What’s the hardest part about being a manager? Confrontation. Especially if you’re naturally averse to conflict.
It’s that queasy feeling you get when you have little choice but to corner a well-liked, happy-go-lucky employee and point out his shortcomings as he bats that “Who? Me?” look at you; or you need to tell a handful of workers whose lunch breaks are lasting as long as a Renaissance banquet, “It has to stop now!” Or worse, fire a staffer who did nothing wrong, but hey, someone’s gotta go, so says upperfixated on the bottom line. Now the termination meeting is in your hands, and a person’s life is about to drastically change. It ain’t easy being hard.
Before we go any further, let’s define conflict in the boss/worker arena. It’s not about you starting fights, acting tough or testing out some nifty bullying tactics. It’s about solving problems before they turn into a workplace meltdown, which is what will happen if you avoid confrontation.
Why do folks shun conflict? It’s all about losing: losing the argument; losing face; losing a friend. But if you don’t want to lose your job, you’re going to have to confront confrontation. Here are some tips to help you:
Pick one battle; notch one victory. Isolate one problem you need to fix. Just one. You can address the others shortly after. The problem you’re attacking first is your confidence builder. Go ahead, pick an easy one, say, an employee you really like is coming in later and later each day. Focus on that one. Lay it out in a firm, but professional tone why she’s got to come in on time. Give her a business reason: Others are counting on her. But her opinion of you will change, you’re thinking. Yes it will. But not for the worse. She’ll begin to see you in an authoritative light, and believe it or not, with newfound respect. You’re on your way.
Don’t ad-lib. Plan and practice your speech. Better yet, recruit your spouse or trusted friend (outside of work) to play the part of the employee you need to confront.
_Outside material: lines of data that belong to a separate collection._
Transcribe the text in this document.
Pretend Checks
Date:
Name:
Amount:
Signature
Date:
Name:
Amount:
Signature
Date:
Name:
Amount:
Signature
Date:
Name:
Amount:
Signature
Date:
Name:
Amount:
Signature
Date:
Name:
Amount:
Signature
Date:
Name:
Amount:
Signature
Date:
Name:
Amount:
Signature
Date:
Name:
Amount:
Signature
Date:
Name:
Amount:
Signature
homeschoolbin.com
Have the friend or spouse deliver typical but varied responses you may get from the employee. Then establish and rehearse your comeback lines. Although the practice won’t make perfect, it’ll shoo most of the butterflies.
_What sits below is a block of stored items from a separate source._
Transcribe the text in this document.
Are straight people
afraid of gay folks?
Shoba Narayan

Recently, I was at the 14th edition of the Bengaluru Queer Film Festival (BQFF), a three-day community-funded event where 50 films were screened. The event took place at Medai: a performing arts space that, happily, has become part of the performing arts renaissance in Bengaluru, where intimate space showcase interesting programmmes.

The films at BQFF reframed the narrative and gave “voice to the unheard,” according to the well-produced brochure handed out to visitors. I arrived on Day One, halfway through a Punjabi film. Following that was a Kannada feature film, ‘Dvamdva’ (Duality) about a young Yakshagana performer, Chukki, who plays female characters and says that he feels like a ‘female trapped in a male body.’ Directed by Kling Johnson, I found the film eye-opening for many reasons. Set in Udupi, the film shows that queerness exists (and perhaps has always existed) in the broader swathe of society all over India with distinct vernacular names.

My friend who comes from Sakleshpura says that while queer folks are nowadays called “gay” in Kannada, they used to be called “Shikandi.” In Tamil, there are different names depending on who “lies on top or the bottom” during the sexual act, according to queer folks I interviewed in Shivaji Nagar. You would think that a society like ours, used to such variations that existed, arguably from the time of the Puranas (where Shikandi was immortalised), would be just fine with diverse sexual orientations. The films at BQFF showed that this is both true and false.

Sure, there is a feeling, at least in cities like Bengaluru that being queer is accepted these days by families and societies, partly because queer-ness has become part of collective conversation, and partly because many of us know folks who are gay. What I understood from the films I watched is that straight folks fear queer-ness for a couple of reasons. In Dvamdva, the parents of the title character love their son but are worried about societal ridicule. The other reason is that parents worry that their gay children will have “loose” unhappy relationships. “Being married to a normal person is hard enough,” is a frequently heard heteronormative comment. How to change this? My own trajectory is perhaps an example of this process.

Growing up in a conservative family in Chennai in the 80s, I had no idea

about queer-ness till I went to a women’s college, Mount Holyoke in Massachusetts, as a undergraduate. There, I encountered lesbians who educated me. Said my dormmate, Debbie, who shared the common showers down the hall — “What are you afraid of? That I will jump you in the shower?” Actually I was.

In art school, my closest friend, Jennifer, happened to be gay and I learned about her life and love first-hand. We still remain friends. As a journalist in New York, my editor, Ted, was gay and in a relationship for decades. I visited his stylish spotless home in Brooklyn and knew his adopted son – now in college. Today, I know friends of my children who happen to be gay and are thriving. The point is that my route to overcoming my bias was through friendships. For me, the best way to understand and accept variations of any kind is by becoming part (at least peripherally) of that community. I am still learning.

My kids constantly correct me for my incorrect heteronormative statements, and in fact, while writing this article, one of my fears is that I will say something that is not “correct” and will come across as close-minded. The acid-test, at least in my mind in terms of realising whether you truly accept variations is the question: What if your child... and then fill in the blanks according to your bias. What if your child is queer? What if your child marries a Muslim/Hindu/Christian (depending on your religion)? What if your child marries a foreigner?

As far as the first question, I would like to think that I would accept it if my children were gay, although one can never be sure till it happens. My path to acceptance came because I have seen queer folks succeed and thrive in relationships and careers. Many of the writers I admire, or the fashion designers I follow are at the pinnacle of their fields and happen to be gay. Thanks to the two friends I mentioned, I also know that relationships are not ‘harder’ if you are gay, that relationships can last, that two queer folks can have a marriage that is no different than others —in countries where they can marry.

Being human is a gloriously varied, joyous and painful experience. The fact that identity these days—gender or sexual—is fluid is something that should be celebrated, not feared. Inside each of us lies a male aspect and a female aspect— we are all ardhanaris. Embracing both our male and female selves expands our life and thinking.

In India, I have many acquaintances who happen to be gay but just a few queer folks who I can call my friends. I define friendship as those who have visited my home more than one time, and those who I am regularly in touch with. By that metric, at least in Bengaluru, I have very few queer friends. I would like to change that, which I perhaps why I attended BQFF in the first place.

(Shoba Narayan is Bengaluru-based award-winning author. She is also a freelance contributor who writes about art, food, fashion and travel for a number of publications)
Address ASAP. Dragging your feet is the purest form of avoidance. And conflict avoidance is something you’re trying to overcome. The longer you put it off, the more you’ll conjure up seemingly rational reasons why it’s best to dodge. Stewing in silence will begin to make sense. Don’t fall for it. Set a sharp deadline, say a day or two—after you've thought about and practiced some lines.
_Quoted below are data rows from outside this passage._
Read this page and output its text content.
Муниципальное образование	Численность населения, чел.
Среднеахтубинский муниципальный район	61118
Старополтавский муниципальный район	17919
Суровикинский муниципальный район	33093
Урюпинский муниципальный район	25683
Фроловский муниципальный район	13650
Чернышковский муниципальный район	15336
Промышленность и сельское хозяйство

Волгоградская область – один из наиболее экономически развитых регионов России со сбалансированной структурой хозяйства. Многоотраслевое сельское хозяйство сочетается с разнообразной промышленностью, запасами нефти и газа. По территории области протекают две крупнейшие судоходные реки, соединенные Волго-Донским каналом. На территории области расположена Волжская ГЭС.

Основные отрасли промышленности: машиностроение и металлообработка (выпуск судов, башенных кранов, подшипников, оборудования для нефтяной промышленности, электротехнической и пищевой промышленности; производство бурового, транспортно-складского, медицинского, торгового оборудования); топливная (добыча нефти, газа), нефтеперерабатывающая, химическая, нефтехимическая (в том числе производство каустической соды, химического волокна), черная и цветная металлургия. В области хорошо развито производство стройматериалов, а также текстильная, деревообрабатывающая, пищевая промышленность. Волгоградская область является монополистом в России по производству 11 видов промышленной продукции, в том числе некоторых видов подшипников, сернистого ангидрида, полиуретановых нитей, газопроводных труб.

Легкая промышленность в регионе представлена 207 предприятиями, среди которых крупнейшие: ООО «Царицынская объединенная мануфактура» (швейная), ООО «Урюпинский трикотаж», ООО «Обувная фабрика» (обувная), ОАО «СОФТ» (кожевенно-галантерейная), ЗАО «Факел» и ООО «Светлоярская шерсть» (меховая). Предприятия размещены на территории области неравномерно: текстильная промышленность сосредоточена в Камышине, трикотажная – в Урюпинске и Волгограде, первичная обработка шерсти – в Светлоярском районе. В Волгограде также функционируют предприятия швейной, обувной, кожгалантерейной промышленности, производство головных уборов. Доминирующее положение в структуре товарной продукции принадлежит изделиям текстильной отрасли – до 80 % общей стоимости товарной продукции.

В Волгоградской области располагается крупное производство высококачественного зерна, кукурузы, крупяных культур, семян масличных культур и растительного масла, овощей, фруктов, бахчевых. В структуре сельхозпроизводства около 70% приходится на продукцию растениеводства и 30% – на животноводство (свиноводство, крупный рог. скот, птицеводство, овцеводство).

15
Think business. All business. This is the zone you need to be in. Everything you do as a boss in the workplace is essentially a business move. You’re a businessperson now: an entrepreneur of a productive workplace, striving to be efficient, fair and profitable. You need to separate personal feelings and fears from the work at hand: getting the most out of your employees with as much harmony as possible.
When you’ve grown comfortable with what was once uncomfortable, your job will get a whole lot easier.